The Kebaara lab studies the regulation of gene expression at the messenger RNA level through Nonsense-mediated mRNA decay (NMD), which is a translation-dependent degradation pathway. I research the targeting of mRNA by NMD in response to varying extracellular environmental conditions in the model organism Saccharomyces cerevisiae. I grow the wild-type and NMD mutant cells in different concentrations of specific bio-metals to monitor the growth of the yeast cells and also examine specific mRNA expression through northern blot analysis.

Maria Pratt

Springdale, AR
Science Research Fellowss Major, Baylor University

Research Interests

The nonsense mediated mRNA decay (NMD) pathway is a eukaryotic pathway that specializes in targeting and degrading mRNAs that terminate translation prematurely.
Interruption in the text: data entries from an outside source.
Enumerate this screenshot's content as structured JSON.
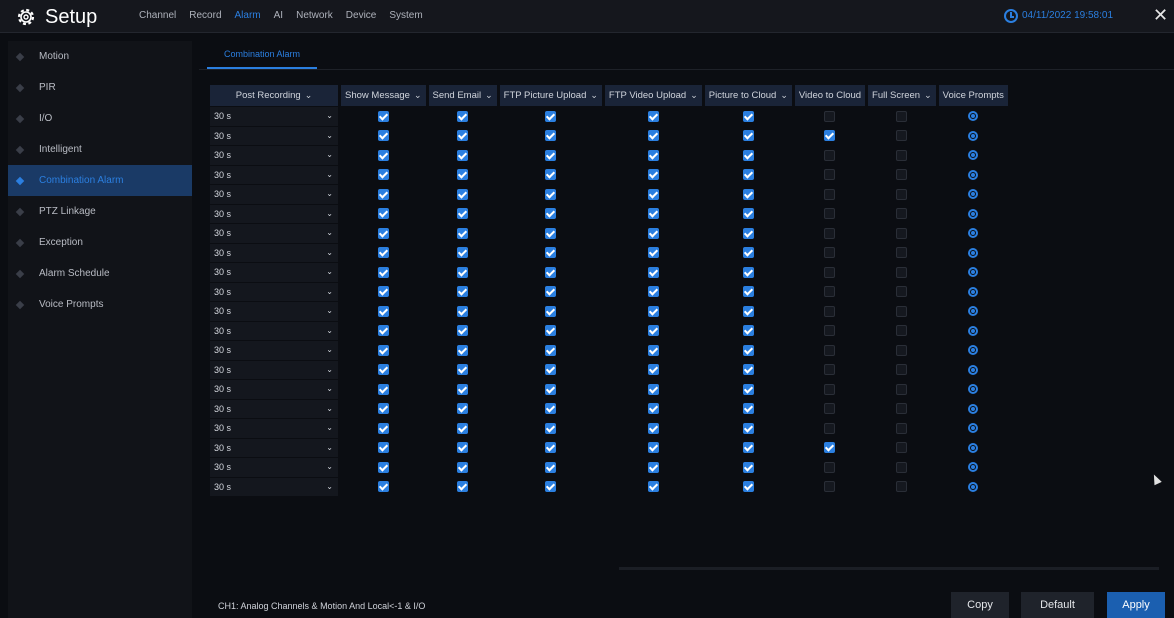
{
  "app": {
    "title": "Setup",
    "datetime": "04/11/2022 19:58:01",
    "nav": [
      "Channel",
      "Record",
      "Alarm",
      "AI",
      "Network",
      "Device",
      "System"
    ],
    "nav_active": "Alarm",
    "accent_color": "#2b7fe0"
  },
  "sidebar": {
    "items": [
      {
        "label": "Motion"
      },
      {
        "label": "PIR"
      },
      {
        "label": "I/O"
      },
      {
        "label": "Intelligent"
      },
      {
        "label": "Combination Alarm",
        "active": true
      },
      {
        "label": "PTZ Linkage"
      },
      {
        "label": "Exception"
      },
      {
        "label": "Alarm Schedule"
      },
      {
        "label": "Voice Prompts"
      }
    ]
  },
  "main": {
    "subtab": "Combination Alarm",
    "columns": [
      {
        "label": "Post Recording",
        "dropdown": true
      },
      {
        "label": "Show Message",
        "dropdown": true
      },
      {
        "label": "Send Email",
        "dropdown": true
      },
      {
        "label": "FTP Picture Upload",
        "dropdown": true
      },
      {
        "label": "FTP Video Upload",
        "dropdown": true
      },
      {
        "label": "Picture to Cloud",
        "dropdown": true
      },
      {
        "label": "Video to Cloud",
        "dropdown": false
      },
      {
        "label": "Full Screen",
        "dropdown": true
      },
      {
        "label": "Voice Prompts",
        "dropdown": false
      }
    ],
    "rows": [
      {
        "post": "30 s",
        "show": true,
        "email": true,
        "ftp_pic": true,
        "ftp_vid": true,
        "pic_cloud": true,
        "vid_cloud": false,
        "full": false
      },
      {
        "post": "30 s",
        "show": true,
        "email": true,
        "ftp_pic": true,
        "ftp_vid": true,
        "pic_cloud": true,
        "vid_cloud": true,
        "full": false
      },
      {
        "post": "30 s",
        "show": true,
        "email": true,
        "ftp_pic": true,
        "ftp_vid": true,
        "pic_cloud": true,
        "vid_cloud": false,
        "full": false
      },
      {
        "post": "30 s",
        "show": true,
        "email": true,
        "ftp_pic": true,
        "ftp_vid": true,
        "pic_cloud": true,
        "vid_cloud": false,
        "full": false
      },
      {
        "post": "30 s",
        "show": true,
        "email": true,
        "ftp_pic": true,
        "ftp_vid": true,
        "pic_cloud": true,
        "vid_cloud": false,
        "full": false
      },
      {
        "post": "30 s",
        "show": true,
        "email": true,
        "ftp_pic": true,
        "ftp_vid": true,
        "pic_cloud": true,
        "vid_cloud": false,
        "full": false
      },
      {
        "post": "30 s",
        "show": true,
        "email": true,
        "ftp_pic": true,
        "ftp_vid": true,
        "pic_cloud": true,
        "vid_cloud": false,
        "full": false
      },
      {
        "post": "30 s",
        "show": true,
        "email": true,
        "ftp_pic": true,
        "ftp_vid": true,
        "pic_cloud": true,
        "vid_cloud": false,
        "full": false
      },
      {
        "post": "30 s",
        "show": true,
        "email": true,
        "ftp_pic": true,
        "ftp_vid": true,
        "pic_cloud": true,
        "vid_cloud": false,
        "full": false
      },
      {
        "post": "30 s",
        "show": true,
        "email": true,
        "ftp_pic": true,
        "ftp_vid": true,
        "pic_cloud": true,
        "vid_cloud": false,
        "full": false
      },
      {
        "post": "30 s",
        "show": true,
        "email": true,
        "ftp_pic": true,
        "ftp_vid": true,
        "pic_cloud": true,
        "vid_cloud": false,
        "full": false
      },
      {
        "post": "30 s",
        "show": true,
        "email": true,
        "ftp_pic": true,
        "ftp_vid": true,
        "pic_cloud": true,
        "vid_cloud": false,
        "full": false
      },
      {
        "post": "30 s",
        "show": true,
        "email": true,
        "ftp_pic": true,
        "ftp_vid": true,
        "pic_cloud": true,
        "vid_cloud": false,
        "full": false
      },
      {
        "post": "30 s",
        "show": true,
        "email": true,
        "ftp_pic": true,
        "ftp_vid": true,
        "pic_cloud": true,
        "vid_cloud": false,
        "full": false
      },
      {
        "post": "30 s",
        "show": true,
        "email": true,
        "ftp_pic": true,
        "ftp_vid": true,
        "pic_cloud": true,
        "vid_cloud": false,
        "full": false
      },
      {
        "post": "30 s",
        "show": true,
        "email": true,
        "ftp_pic": true,
        "ftp_vid": true,
        "pic_cloud": true,
        "vid_cloud": false,
        "full": false
      },
      {
        "post": "30 s",
        "show": true,
        "email": true,
        "ftp_pic": true,
        "ftp_vid": true,
        "pic_cloud": true,
        "vid_cloud": false,
        "full": false
      },
      {
        "post": "30 s",
        "show": true,
        "email": true,
        "ftp_pic": true,
        "ftp_vid": true,
        "pic_cloud": true,
        "vid_cloud": true,
        "full": false
      },
      {
        "post": "30 s",
        "show": true,
        "email": true,
        "ftp_pic": true,
        "ftp_vid": true,
        "pic_cloud": true,
        "vid_cloud": false,
        "full": false
      },
      {
        "post": "30 s",
        "show": true,
        "email": true,
        "ftp_pic": true,
        "ftp_vid": true,
        "pic_cloud": true,
        "vid_cloud": false,
        "full": false
      }
    ],
    "footer_text": "CH1: Analog Channels & Motion And Local<-1 & I/O",
    "buttons": {
      "copy": "Copy",
      "default": "Default",
      "apply": "Apply"
    }
  }
}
This pathway has been found in multiple organisms, including humans and yeast, and is responsible for the regulation of the expression of select mRNAs. We are especially interested in the role that the pathway plays in bio metal homeostasis and metal detoxification. Currently we are investigation iron homeostasis and NMD. Iron works as a cofactor in important metabolic processes. Furthermore, iron is essential for the normal operation of a cell, but it can be toxic in high quantities, so the cell has devised homeostatic mechanisms to avoid cell death. Over the course my project, I will be conducting experiments to attempt to determine the role NMD plays in iron homeostasis.”